I currently have a HTPC running windows 7 with a 6 tuner card and a cable card. I currently have 18TB of storage on it and it works great. MS should get their shit together and release a new version of WMC for Windows 10, and let Xbone/360 as well as any windows PC be a media extender. That whole architecture worked pretty damn well. All the content I could ever want to record and I could watch it on any PC that is connected to an Xbox. The only real problem that WMC needs to fix is tying the recordings to the hardware. If your hardware dies, you lose all of your recordings that are copy protected. The easy fix is to switch and tie this to your Xbox Live account instead, which is portable and they can just limit the active logged in users watching WMC content to something reasonable like 3 or 5.
MS has always rolled over where entertainment IP was involved. They're so absolutely frightened of the MPAA/RIAA's shadow they'll do just about anything to avoid conflict.
Is it just my observation, or are there way too many stupid people in the world?
... for another year or two. TiVo's new owner, Rovi, might be more rigid about third parties using the IP or require paying more for the privilege until the patent finally expires.
I absolutely love Windows Media Center on Windows 7.
I have a quad tuner Win7 Media Center machine with a dedicated remote, and it's difficult to beat the DVR experience. I'd take it over DirectTV and FiOS's DVRs any day. But as great as it was (and still is), it was a flop with consumers. The dedicated media center extender hardware products were killed off, and the MCE laptops from Dell and HP disappeared (built-in tuners, remotes, dedicated button for "TV"), and they eventually just killed WMC altogether. Too bad, I think it really worked well.
The XBOX has one thing going for it.. it's already located in family rumpas room and connected to a big display, but I don't think was going to be enough for it to get traction. In my experience trying to use an XBOX 360 to watch TV, the menus are a mess, and it's difficult to fight past the ads, the tiles, the recommendations, the apps, settings, required XBOX account sign-in, forced software updates and restarts that take 5 minutes.
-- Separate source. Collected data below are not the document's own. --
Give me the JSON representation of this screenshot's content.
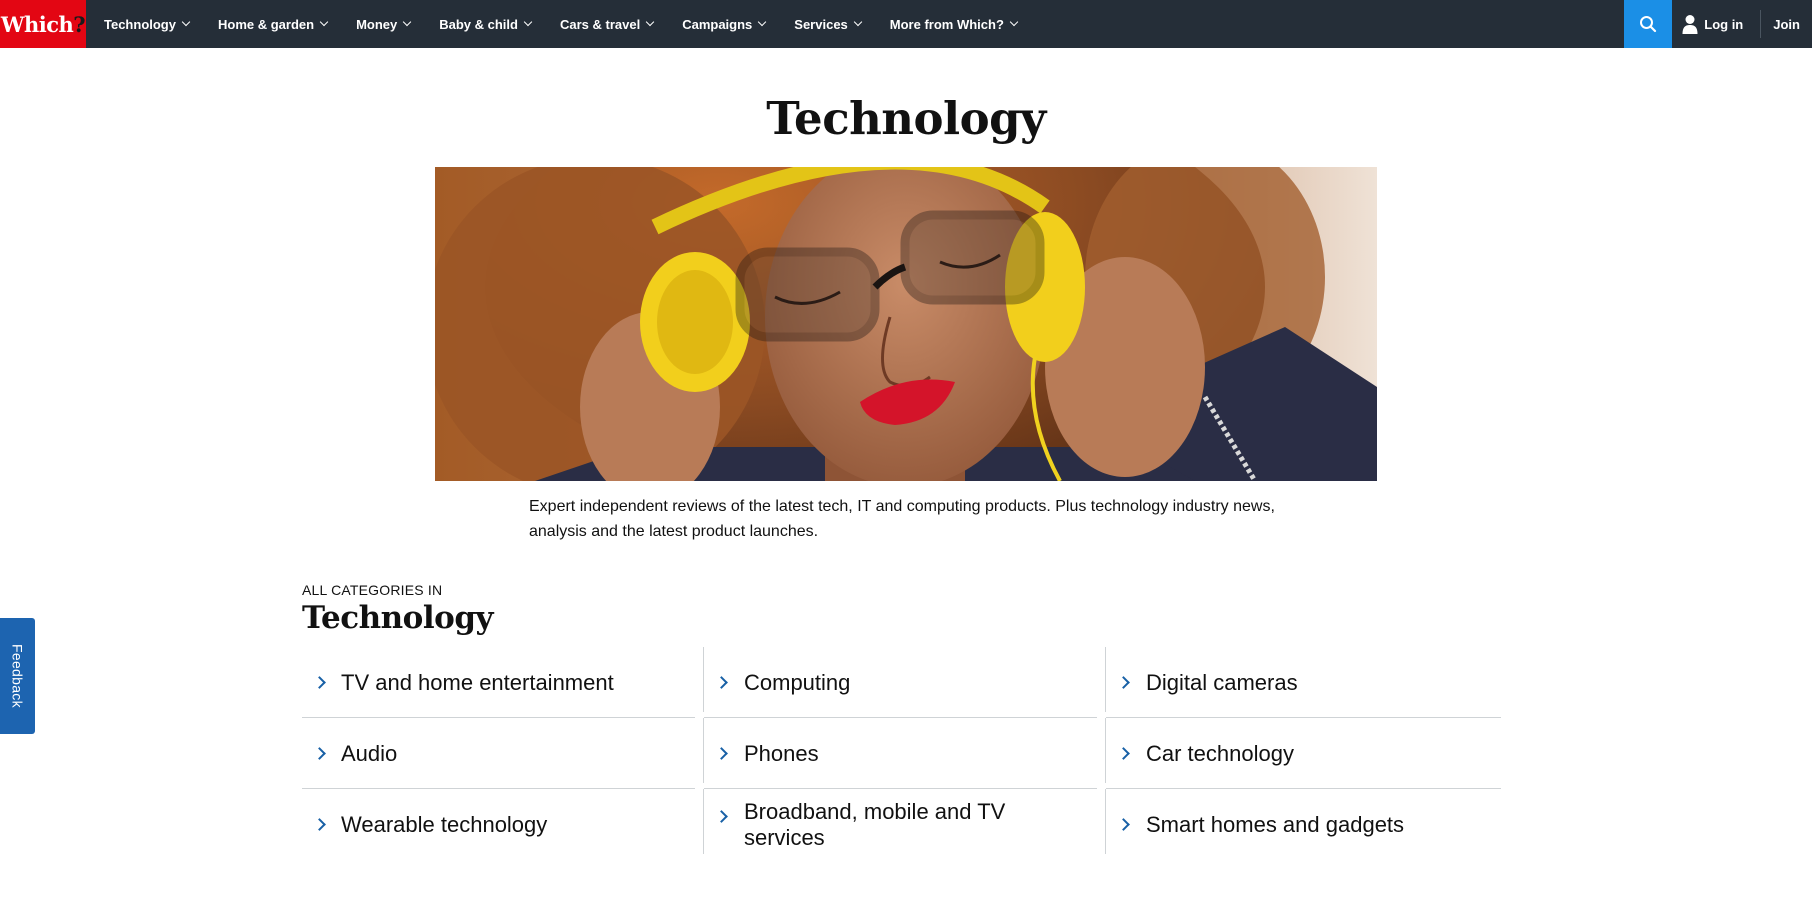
{
  "brand": {
    "logo_text": "Which",
    "logo_mark": "?",
    "accent_color": "#e30613",
    "nav_bg": "#252e38",
    "search_color": "#1b8fe6"
  },
  "nav": {
    "items": [
      {
        "label": "Technology"
      },
      {
        "label": "Home & garden"
      },
      {
        "label": "Money"
      },
      {
        "label": "Baby & child"
      },
      {
        "label": "Cars & travel"
      },
      {
        "label": "Campaigns"
      },
      {
        "label": "Services"
      },
      {
        "label": "More from Which?"
      }
    ],
    "search_icon": "search-icon",
    "login_label": "Log in",
    "join_label": "Join"
  },
  "page": {
    "title": "Technology",
    "hero_image": "woman-with-yellow-headphones",
    "intro": "Expert independent reviews of the latest tech, IT and computing products. Plus technology industry news, analysis and the latest product launches."
  },
  "categories": {
    "kicker": "ALL CATEGORIES IN",
    "heading": "Technology",
    "items": [
      {
        "label": "TV and home entertainment"
      },
      {
        "label": "Computing"
      },
      {
        "label": "Digital cameras"
      },
      {
        "label": "Audio"
      },
      {
        "label": "Phones"
      },
      {
        "label": "Car technology"
      },
      {
        "label": "Wearable technology"
      },
      {
        "label": "Broadband, mobile and TV services"
      },
      {
        "label": "Smart homes and gadgets"
      }
    ]
  },
  "feedback": {
    "label": "Feedback",
    "color": "#1d64b0"
  }
}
Average consumers need a dedicated DVR, and I salute MS for recognizing that.
Nuts, was looking forward to this update. Was going to dump my TiVo after the update. :-(
I'm sorry to hear that DVR functionality will not make the December update. Was looking forward consolidating devices & discontinuing my TiVo service. Such a shame. Would love to hear there reasoning behind decision.